We are in today’s Times newspaper, and Dave Cabeldu, SOS Jersey’s Co-ordinator, gets an honourable mention:

Here’s the article:
It is green, slimy and smells of rotten eggs. Now a warning has been issued that seaweed that has taken over a bay on Jersey’s south coast could also be harmful to humans.
The warning comes after the death of a jogger in Brittany on the opposite side of the Bay of St Malo. In September Jean-René Auffray, 50, was out running with his dog on the Gouessant estuary near Saint-Brieuc when he collapsed.
His death was put down to a heart attack but conservationists pointed out that it was the same stretch where 36 wild boar had been killed in 2011 by fumes from rotting seaweed.
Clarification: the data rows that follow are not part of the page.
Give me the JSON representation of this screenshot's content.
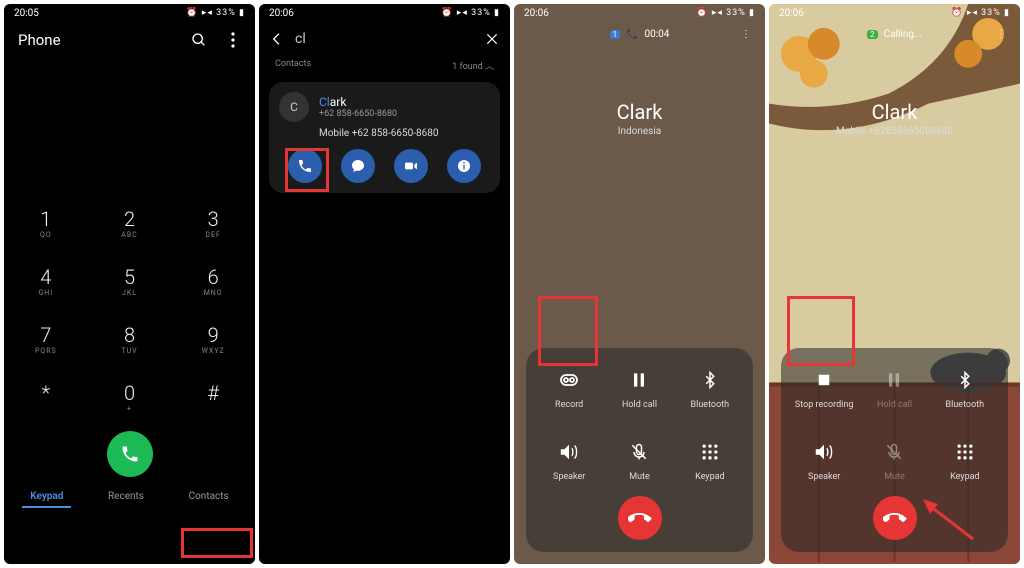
{
  "status": {
    "time1": "20:05",
    "time2": "20:06",
    "battery": "33%"
  },
  "s1": {
    "title": "Phone",
    "keys": [
      {
        "n": "1",
        "l": "QO"
      },
      {
        "n": "2",
        "l": "ABC"
      },
      {
        "n": "3",
        "l": "DEF"
      },
      {
        "n": "4",
        "l": "GHI"
      },
      {
        "n": "5",
        "l": "JKL"
      },
      {
        "n": "6",
        "l": "MNO"
      },
      {
        "n": "7",
        "l": "PQRS"
      },
      {
        "n": "8",
        "l": "TUV"
      },
      {
        "n": "9",
        "l": "WXYZ"
      },
      {
        "n": "*",
        "l": ""
      },
      {
        "n": "0",
        "l": "+"
      },
      {
        "n": "#",
        "l": ""
      }
    ],
    "tabs": {
      "keypad": "Keypad",
      "recents": "Recents",
      "contacts": "Contacts"
    }
  },
  "s2": {
    "query": "cl",
    "section": "Contacts",
    "found": "1 found",
    "contact": {
      "initial": "C",
      "name_match": "Cl",
      "name_rest": "ark",
      "sub": "+62 858-6650-8680",
      "mobile": "Mobile +62 858-6650-8680"
    }
  },
  "s3": {
    "duration": "00:04",
    "name": "Clark",
    "sub": "Indonesia",
    "opts": {
      "record": "Record",
      "hold": "Hold call",
      "bt": "Bluetooth",
      "speaker": "Speaker",
      "mute": "Mute",
      "keypad": "Keypad"
    }
  },
  "s4": {
    "status": "Calling...",
    "name": "Clark",
    "sub": "Mobile +62858665088680",
    "opts": {
      "stop": "Stop recording",
      "hold": "Hold call",
      "bt": "Bluetooth",
      "speaker": "Speaker",
      "mute": "Mute",
      "keypad": "Keypad"
    }
  }
}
A horse also died and its rider was rendered unconscious on a nearby beach covered in the same bright green sea lettuce.
Nine French experts including four toxicologists claimed last week that it was likely that Auffray had been overcome by hydrogen sulphide fumes “as deadly as cyanide”.
The proliferation of the weed, Ulva lactuca, a form of algae, is the result of nitrate pollution caused by intensive pig and poultry farming.
Campaigners in Jersey claim that the thick green layer that has coated St Aubin’s Bay near St Helier is the result of the discharge of 18 million gallons a day of partly treated sewage and waste water. The waste has high concentrations of nitrates and ammonia, creating a potent fertiliser on which the sea lettuce thrives.
The island’s response has been to use tractors to push the seaweed down to the low-tide line in the hope that it will be washed away.
But Dave Cabeldu, of Save Our Shoreline Jersey, said: “Nothing gets washed away. It just gets washed back up the beach.” He claims that the source is a sewage treatment plant in Bellozane Valley: “It’s obvious where it comes from because it radiates out from the sewerage outfall.”
Stewart Petrie, director of Jersey’s environmental health department, said: “If I feel there is a risk to public health, because of the accumulation being so big or because somebody is diving into the seaweed, there’s a protocol to request the seaweed be removed on public health grounds.
“If the build-up was getting towards that kind of level, which is unlikely, we would have it moved.”